PortSwigger Web Academy – 09, 10, & Server-Side Wrap-Up

It’s a little hard to believe that I’ve made it through all of the Server-Side topics of the web academy, but so I have. The last two sections were SSRF (server-side request forgery) and XXEi (XML eternal entity injection). Both were good. The SSRF section was a little shorter than I would have liked, but there were bits of SSRF in other places as well. The labs were good and introduced interesting techniques. You do need pro for the last one, but that seems reasonable.

The XXEi section was a bit odd. I did a couple of the labs earlier before doing the rest of the sections. Coming back to the rest now, they made a lot more sense. I like this section being the end of the server-side topics. I think it works well. I do think this section will be very tough if you don’t have any experience with XML. The provided solutions make it doable, but a fair amount of practice would be needed to get comfortable.
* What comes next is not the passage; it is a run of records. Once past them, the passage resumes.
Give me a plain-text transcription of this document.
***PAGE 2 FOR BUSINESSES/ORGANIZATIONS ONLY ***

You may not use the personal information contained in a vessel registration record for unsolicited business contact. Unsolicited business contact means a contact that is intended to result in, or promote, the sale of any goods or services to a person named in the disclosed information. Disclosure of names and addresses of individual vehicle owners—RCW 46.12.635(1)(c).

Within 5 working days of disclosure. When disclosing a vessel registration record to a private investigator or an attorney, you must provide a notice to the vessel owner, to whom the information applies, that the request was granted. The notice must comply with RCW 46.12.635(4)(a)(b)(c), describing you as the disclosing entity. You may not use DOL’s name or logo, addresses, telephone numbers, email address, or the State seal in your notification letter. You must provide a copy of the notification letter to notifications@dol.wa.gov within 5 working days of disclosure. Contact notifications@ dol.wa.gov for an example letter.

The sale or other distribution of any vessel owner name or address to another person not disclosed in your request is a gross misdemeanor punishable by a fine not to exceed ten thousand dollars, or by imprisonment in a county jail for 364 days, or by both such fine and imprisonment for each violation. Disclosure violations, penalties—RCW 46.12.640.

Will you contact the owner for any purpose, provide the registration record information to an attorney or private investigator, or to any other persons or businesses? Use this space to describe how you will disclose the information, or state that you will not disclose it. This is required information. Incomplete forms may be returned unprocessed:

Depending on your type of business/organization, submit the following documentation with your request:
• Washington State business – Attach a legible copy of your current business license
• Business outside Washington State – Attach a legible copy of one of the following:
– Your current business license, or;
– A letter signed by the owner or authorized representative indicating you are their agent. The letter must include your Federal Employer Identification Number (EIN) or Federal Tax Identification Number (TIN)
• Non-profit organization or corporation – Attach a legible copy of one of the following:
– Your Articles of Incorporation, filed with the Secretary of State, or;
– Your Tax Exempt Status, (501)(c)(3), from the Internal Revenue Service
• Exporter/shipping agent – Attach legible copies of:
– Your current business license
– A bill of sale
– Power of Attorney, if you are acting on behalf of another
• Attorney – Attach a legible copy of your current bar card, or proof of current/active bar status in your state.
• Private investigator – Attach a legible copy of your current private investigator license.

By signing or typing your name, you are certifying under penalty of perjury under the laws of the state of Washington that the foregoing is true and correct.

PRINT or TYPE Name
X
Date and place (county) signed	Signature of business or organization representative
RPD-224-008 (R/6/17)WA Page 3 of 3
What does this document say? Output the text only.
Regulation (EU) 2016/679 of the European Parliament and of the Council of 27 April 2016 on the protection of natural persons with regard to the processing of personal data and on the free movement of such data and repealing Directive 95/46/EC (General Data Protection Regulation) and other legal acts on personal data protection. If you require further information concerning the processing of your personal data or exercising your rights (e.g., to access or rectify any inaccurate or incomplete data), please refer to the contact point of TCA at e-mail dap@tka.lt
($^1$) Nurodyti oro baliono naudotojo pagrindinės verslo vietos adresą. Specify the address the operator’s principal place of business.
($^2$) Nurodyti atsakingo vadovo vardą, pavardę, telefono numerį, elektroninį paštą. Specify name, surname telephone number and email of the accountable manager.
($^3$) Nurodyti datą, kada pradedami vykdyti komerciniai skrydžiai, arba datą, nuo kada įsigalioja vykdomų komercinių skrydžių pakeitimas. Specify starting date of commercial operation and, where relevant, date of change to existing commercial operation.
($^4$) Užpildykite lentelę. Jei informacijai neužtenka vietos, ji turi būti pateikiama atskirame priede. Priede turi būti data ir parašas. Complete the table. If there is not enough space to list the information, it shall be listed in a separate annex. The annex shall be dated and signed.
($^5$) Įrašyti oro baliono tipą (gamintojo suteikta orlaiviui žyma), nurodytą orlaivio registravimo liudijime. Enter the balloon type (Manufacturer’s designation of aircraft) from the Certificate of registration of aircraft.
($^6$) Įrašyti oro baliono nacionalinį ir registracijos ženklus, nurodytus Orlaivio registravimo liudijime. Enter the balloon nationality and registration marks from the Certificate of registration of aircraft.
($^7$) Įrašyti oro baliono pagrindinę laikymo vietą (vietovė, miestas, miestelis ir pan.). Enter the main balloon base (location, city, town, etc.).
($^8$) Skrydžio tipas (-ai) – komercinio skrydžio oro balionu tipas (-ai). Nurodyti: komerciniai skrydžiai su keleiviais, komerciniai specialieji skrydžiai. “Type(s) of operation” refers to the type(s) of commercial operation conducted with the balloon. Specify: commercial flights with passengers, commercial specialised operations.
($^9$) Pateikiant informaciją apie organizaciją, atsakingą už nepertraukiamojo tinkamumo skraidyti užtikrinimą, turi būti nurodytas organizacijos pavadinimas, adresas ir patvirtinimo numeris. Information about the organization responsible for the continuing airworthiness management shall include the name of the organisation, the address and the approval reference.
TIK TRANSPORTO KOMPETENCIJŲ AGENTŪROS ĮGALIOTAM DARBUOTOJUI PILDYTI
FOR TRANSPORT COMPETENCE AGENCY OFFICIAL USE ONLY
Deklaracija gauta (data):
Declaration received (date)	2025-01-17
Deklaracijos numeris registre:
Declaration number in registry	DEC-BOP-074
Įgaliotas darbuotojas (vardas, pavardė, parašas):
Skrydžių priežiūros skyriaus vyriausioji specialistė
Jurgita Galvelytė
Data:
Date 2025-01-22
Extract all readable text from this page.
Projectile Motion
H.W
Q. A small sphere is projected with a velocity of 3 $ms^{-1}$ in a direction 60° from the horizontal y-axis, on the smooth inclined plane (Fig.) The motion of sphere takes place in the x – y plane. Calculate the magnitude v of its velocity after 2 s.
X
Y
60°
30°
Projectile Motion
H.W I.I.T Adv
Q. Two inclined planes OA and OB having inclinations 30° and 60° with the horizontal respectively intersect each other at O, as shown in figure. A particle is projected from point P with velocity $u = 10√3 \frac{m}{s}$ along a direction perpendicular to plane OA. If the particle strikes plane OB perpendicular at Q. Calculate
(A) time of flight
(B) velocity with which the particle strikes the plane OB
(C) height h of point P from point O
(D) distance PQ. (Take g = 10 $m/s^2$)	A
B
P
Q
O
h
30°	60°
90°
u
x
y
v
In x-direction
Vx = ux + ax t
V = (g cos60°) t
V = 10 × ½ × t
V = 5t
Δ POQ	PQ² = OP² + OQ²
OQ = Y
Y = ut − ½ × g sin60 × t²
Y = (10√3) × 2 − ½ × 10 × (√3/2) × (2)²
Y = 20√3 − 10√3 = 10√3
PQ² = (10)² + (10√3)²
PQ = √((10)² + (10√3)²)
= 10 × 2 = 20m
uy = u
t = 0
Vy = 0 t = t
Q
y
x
So 10 sections in, all the server-side topics down, where does that put me? From a web app pen testing standpoint, do I feel like I could sit down and do an effective pen test from memory? Meh, not without references. I think I could run a basic web app pen test. I know I’m capable of more in-depth testing, but I also recognize there are holes. Probably will fill in some of those in the client-side modules. I feel like I’m recognizing patterns and seeing possible exploits better. This was the deepest dive I’ve taken in some of these areas, which was helpful. I feel like I wanted to really internalize the info, I’d need to take a couple weeks and really focus on just this. Since my goal was more around getting ideas for detections and recognizing malicious activity in logs, I’m not as concerned with that. If I get time, I could apply this to bug bounty programs. Squeezing these in between other trainings (I did the Getting Started in Packet Decoding w/Chris Brenton and Securing the Cloud w/Andrew Krug since the last blog – reviews to come, both were very good), made this less of a priority.

If someone can prioritize these sections and combine it with bug bounty programs, I think they could come a long way very quickly. And that’s with all the client-side topics to go. I’m happy with my order for these – I’d leave XXEi to the end, but I would bump SSRF up compared to where PortSwigger has it.

  • Directory Traversal
  • Information Disclosure
  • Access Control
  • File Upload Vulnerabilities
  • Command Injection
  • Authenticaion
  • SSRF
  • Business Logic Vulnerabilities
  • SQLi
  • XXEi

I think this order builds well to allow someone with little to no experience to get to a decent level of web application pen testing fairly quickly. I would recommend doing them in a more compressed time frame than I have if you can. The content is really good for the most part. There are some gaps in the content that mostly get filled in with the labs (places where there’s a jump in the tactics or skills from the provided material to the labs). For free content put out by a company that isn’t focused on content, I’m good with that. I think if you are lost on how to do a specific lab going to the solutions will at least give you enough information to do more research. For several, just looking at the solutions was a face palm moment where I realized what I was missing. The best part for me was seeing what to look for in logs and getting ideas about ways to monitor. I would like to give the content more attention than I am, but that’s not my priority at the moment.